Moreover, a positive $\varphi$, a positive variance (^bpp), and a full column rank $X=(X_1,\dots ,X_n{)}^T$ gives a negative definite Hessian of the log-likelihood:

$$\mathrm{Hess}(\ell (\beta ))=-{\varphi }^{-1}\sum _i\mathrm{Hess}(b(X_i^T\beta ))=-{\varphi }^{-1}\sum _i{b}^{\prime \prime }(X_i^T\beta )X_i{X}_i^T\prec 0.$$

Therefore, ${\beta }^{\mathrm{MLE}}$ is unique and can be attained by either Convex Optimization or solving the zero of the gradient:

$$\sum _i{Y}_i{X}_i-\sum _i{b}^{\prime }(X_i^T\beta )X_i=0.$$

• 💡 The asymptotic normality of MLE applies to GLMs.

Applications

Ordinary Least Squares by Gaussian Distribution

When the GLM is Gaussian Linear Model with canonical link, the MLE gives Ordinary Least Squares, the first regression method. In this case, $Y$ is a continuous numerical.

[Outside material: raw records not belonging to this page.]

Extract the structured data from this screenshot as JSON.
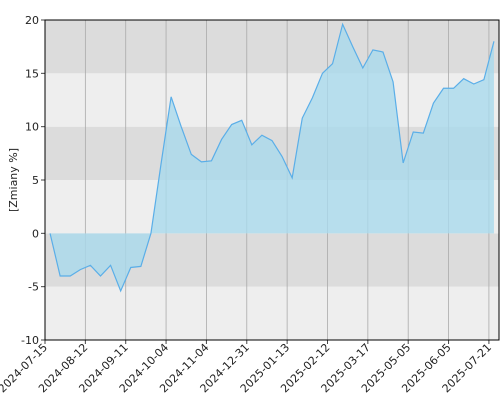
{
  "chart_data": {
    "type": "area",
    "y_label": "[Zmiany %]",
    "values": [
      0,
      -4,
      -4,
      -3.4,
      -3,
      -4,
      -3,
      -5.4,
      -3.2,
      -3.1,
      0,
      6.5,
      12.8,
      10,
      7.4,
      6.7,
      6.8,
      8.8,
      10.2,
      10.6,
      8.3,
      9.2,
      8.7,
      7.2,
      5.2,
      10.8,
      12.7,
      15,
      15.9,
      19.6,
      17.5,
      15.5,
      17.2,
      17,
      14.2,
      6.6,
      9.5,
      9.4,
      12.2,
      13.6,
      13.6,
      14.5,
      14,
      14.4,
      18
    ],
    "color": "#5aaee8",
    "fill": "#a9d9ec",
    "xlim": [
      -0.5,
      44.5
    ],
    "xticks": [
      {
        "value": -0.5,
        "label": "2024-07-15"
      },
      {
        "value": 3.5,
        "label": "2024-08-12"
      },
      {
        "value": 7.5,
        "label": "2024-09-11"
      },
      {
        "value": 11.5,
        "label": "2024-10-04"
      },
      {
        "value": 15.5,
        "label": "2024-11-04"
      },
      {
        "value": 19.5,
        "label": "2024-12-31"
      },
      {
        "value": 23.5,
        "label": "2025-01-13"
      },
      {
        "value": 27.5,
        "label": "2025-02-12"
      },
      {
        "value": 31.5,
        "label": "2025-03-17"
      },
      {
        "value": 35.5,
        "label": "2025-05-05"
      },
      {
        "value": 39.5,
        "label": "2025-06-05"
      },
      {
        "value": 43.5,
        "label": "2025-07-21"
      }
    ],
    "ylim": [
      -10,
      20
    ],
    "yticks": [
      -10,
      -5,
      0,
      5,
      10,
      15,
      20
    ],
    "grid": true
  }
}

To see this, the natural exponential dispersion form of Gaussian has $b(\theta )={\theta }^2/2$ with a dispersion parameter ${\sigma }^2$. Then, $b^{\prime }(\theta )=\theta$ is linear, making the zero point of the log-likelihood (^zerog) satisfy

$$\sum _i{Y}_i{X}_i=\sum _i{X}_i{X}_i^T{\beta }^{\mathrm{MLE}}⟺X^{T}Y=X^{T}X{\beta }^{\mathrm{MLE}}⟺{\beta }^{\mathrm{MLE}}=(X^{T}X{)}^{-1}{X}^{T}Y.$$

Logistic Regression by Bernoulli Distribution

When the GLM is Bernoulli Distribution with canonical link, the MLE gives Logistic Regression. In this case, $Y$ is a categorical with two possible outcomes.

To see this, we have

$$f(y)=p^y(1-p{)}^{1-y}=\exp (y\ln (p/(1-p))+\ln (1-p))=:\exp (y\theta -\ln (1+e^{\theta }))=:\exp (y\theta -b(\theta )).$$

Therefore, the canonical link function is

$$g(p)=\ln \left(\frac{p}{1-p}\right).$$

This link is called the logit link, and $g^{-1}$ is called the sigmoid function:

$$p=b^{\prime }(\theta )=\frac{\exp (\theta )}{1+\exp (\theta )}=\frac{\exp (x^T\beta )}{1+\exp (x^T\beta )}.$$

Poisson Regression by Poisson Distribution

When the GLM is Poisson Distribution with canonical link, the MLE gives Poisson Regression. In this case, $Y$ is a count variable, which is a non-negative integer.

Other

• Multinomial distribution with MLE gives multinomial or ordinal regression, where $Y$ is categorical with more than two outcomes.
• Gamma Distribution with MLE gives Gamma regression, where $Y$ is positive, e.g., amount of an insurance claim.